I have the following the following data frame (‘mydf’):
ID Type Count Mark
U1 A 50 R1
U1 A 50 R3
U1 A 50 R4
U1 A 50 R3
U2 B 24 R2
U2 B 24 R5
U3 A 88 R1
Each row contains 4 variables:
ID: the user’s ID.
Type: the user’s type, which is categorical and consistent for all rows with that ID.
Count: the user’s count, which is continuous and consistent for all rows with that ID.
Mark: one of 15 categorical symbols, which may vary between different rows with the same ID.
Presently, there is one row for each mark which appears, so that there are multiple rows per ID.
The number of marks is different for different IDs (anything from 4-50).
What I a need to do:
Consolidate rows with the same ID into a single row, which contains all the consistent information (Type/Count), as well as a listing (or count) of all the marks which appear for that ID. This listing needs to reflect how often each mark appears for that ID (for example, if the same mark appears twice for a single ID, this needs to be reflected, as happens for U1 in rows 2 and 4).
Get a count of the number of time each mark appears for each ID.
Get a count of the total number of marks for each ID.

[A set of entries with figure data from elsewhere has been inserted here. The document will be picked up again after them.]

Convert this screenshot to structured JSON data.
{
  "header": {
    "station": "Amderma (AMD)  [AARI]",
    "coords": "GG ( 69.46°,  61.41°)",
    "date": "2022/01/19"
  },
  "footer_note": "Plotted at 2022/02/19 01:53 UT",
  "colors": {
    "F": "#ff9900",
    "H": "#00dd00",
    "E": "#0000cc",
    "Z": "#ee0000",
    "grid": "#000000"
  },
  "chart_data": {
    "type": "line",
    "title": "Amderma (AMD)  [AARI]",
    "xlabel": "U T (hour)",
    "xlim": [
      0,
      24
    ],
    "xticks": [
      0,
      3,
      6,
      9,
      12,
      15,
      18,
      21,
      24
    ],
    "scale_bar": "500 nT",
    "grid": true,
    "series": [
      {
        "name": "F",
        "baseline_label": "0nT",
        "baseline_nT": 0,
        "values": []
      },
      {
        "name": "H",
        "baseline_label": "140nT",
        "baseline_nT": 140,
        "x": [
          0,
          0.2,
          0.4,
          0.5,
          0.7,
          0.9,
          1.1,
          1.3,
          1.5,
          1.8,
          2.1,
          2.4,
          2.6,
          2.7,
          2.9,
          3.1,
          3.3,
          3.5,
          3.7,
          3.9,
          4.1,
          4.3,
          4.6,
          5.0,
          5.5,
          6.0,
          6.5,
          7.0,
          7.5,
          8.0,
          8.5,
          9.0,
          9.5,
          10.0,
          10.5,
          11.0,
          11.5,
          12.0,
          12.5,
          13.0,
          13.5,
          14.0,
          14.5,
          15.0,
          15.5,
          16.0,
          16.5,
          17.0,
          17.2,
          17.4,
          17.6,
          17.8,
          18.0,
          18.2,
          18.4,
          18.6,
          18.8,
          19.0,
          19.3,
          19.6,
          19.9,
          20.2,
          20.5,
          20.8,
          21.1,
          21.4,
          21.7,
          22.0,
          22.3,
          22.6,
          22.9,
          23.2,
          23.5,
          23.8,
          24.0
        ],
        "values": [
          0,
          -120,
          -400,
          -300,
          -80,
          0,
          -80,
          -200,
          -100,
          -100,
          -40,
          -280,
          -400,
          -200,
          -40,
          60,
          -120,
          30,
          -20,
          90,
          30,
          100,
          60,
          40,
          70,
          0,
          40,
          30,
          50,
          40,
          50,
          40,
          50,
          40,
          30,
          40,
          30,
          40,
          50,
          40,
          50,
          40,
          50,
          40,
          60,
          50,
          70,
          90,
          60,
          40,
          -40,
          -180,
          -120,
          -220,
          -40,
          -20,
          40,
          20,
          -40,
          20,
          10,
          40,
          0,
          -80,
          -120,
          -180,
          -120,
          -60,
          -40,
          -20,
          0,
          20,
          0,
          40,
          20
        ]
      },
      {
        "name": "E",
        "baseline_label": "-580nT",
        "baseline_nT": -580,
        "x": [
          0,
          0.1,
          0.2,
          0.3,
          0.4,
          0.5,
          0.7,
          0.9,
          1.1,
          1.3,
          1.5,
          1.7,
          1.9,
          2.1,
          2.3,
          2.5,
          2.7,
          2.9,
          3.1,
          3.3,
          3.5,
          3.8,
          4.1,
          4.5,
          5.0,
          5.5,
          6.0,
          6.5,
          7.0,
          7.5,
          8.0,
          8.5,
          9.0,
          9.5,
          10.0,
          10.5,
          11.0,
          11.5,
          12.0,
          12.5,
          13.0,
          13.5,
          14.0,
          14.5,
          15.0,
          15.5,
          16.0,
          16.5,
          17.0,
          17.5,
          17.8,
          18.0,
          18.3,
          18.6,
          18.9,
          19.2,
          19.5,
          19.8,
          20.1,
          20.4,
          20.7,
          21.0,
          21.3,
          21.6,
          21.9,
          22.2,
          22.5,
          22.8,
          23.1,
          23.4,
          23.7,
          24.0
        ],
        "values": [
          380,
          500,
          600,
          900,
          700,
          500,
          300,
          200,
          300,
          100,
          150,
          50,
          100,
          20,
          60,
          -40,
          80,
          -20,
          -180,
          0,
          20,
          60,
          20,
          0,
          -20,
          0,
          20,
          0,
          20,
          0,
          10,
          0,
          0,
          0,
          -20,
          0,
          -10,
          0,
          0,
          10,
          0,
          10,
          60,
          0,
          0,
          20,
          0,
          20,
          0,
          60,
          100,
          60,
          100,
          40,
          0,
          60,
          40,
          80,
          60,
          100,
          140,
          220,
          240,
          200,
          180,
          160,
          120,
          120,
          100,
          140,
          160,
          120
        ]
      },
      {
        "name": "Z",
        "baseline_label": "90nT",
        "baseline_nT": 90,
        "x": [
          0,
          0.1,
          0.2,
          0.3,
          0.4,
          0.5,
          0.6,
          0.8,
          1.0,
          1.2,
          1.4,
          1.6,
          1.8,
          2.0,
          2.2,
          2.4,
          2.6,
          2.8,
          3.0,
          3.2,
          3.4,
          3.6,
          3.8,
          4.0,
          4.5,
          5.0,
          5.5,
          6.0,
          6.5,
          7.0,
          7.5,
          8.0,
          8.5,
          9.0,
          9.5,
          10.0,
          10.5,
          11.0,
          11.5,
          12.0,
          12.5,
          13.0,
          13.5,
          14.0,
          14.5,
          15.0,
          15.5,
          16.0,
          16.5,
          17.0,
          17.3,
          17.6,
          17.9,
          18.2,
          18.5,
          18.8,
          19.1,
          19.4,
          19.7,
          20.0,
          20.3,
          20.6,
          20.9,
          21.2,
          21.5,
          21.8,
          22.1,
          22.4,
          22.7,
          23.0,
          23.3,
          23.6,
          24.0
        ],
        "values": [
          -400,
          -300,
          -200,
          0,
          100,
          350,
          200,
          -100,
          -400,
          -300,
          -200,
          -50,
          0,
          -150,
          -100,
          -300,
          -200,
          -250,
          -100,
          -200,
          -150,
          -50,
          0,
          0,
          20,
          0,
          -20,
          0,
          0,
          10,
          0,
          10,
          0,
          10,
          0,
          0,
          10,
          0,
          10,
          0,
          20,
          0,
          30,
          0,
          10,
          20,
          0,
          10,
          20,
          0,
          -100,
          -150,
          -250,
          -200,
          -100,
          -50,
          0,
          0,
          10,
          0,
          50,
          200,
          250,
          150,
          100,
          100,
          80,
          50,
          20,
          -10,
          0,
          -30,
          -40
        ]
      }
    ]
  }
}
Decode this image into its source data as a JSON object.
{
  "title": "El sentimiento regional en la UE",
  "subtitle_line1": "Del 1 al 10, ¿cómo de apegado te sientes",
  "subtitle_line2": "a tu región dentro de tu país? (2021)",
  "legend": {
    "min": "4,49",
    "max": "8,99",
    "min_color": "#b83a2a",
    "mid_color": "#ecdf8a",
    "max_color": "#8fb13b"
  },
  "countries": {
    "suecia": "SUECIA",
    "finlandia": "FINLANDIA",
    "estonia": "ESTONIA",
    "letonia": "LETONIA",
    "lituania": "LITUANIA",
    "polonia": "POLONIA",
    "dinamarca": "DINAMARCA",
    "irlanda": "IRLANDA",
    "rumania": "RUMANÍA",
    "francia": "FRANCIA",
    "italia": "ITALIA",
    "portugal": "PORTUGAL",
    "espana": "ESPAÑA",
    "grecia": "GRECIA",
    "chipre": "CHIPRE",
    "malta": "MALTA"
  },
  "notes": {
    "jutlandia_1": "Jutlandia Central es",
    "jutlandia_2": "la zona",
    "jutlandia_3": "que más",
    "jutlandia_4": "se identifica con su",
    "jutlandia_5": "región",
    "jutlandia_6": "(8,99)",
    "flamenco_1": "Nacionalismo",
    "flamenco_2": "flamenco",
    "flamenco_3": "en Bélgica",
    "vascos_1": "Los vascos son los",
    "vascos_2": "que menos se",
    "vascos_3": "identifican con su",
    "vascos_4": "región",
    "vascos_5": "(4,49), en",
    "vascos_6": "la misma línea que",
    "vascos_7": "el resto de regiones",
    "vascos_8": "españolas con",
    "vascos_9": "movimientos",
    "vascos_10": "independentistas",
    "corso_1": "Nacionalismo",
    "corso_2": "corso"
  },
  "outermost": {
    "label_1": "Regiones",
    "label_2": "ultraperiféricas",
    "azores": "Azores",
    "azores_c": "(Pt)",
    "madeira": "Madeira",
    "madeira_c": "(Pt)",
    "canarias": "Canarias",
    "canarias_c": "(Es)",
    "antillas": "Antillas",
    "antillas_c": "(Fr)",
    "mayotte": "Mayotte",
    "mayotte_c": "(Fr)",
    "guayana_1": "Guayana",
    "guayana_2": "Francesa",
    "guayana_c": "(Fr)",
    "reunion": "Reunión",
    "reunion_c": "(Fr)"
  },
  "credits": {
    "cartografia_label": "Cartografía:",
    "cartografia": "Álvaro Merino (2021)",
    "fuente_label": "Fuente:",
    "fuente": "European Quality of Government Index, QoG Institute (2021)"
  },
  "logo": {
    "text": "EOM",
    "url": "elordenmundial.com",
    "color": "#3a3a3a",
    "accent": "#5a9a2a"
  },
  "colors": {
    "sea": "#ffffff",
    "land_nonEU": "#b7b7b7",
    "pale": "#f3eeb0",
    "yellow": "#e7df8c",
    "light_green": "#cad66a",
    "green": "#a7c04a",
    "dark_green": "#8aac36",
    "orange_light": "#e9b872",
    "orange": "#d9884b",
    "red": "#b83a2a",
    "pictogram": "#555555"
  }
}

Listing of the marks for each ID is not necessary as long as the counts described in 2 and 3 exist (see for example the expected output below).
Expected output (approximately):
ID Type Count Mark_R1 Mark_R2 Mark_R3 Mark_R4 Mark_R5 Mark_Total
U1 A 50 1 0 2 1 0 3
U2 B 24 0 1 0 0 1 2
U3 A 88 1 0 0 0 0 1
Thank you for your help!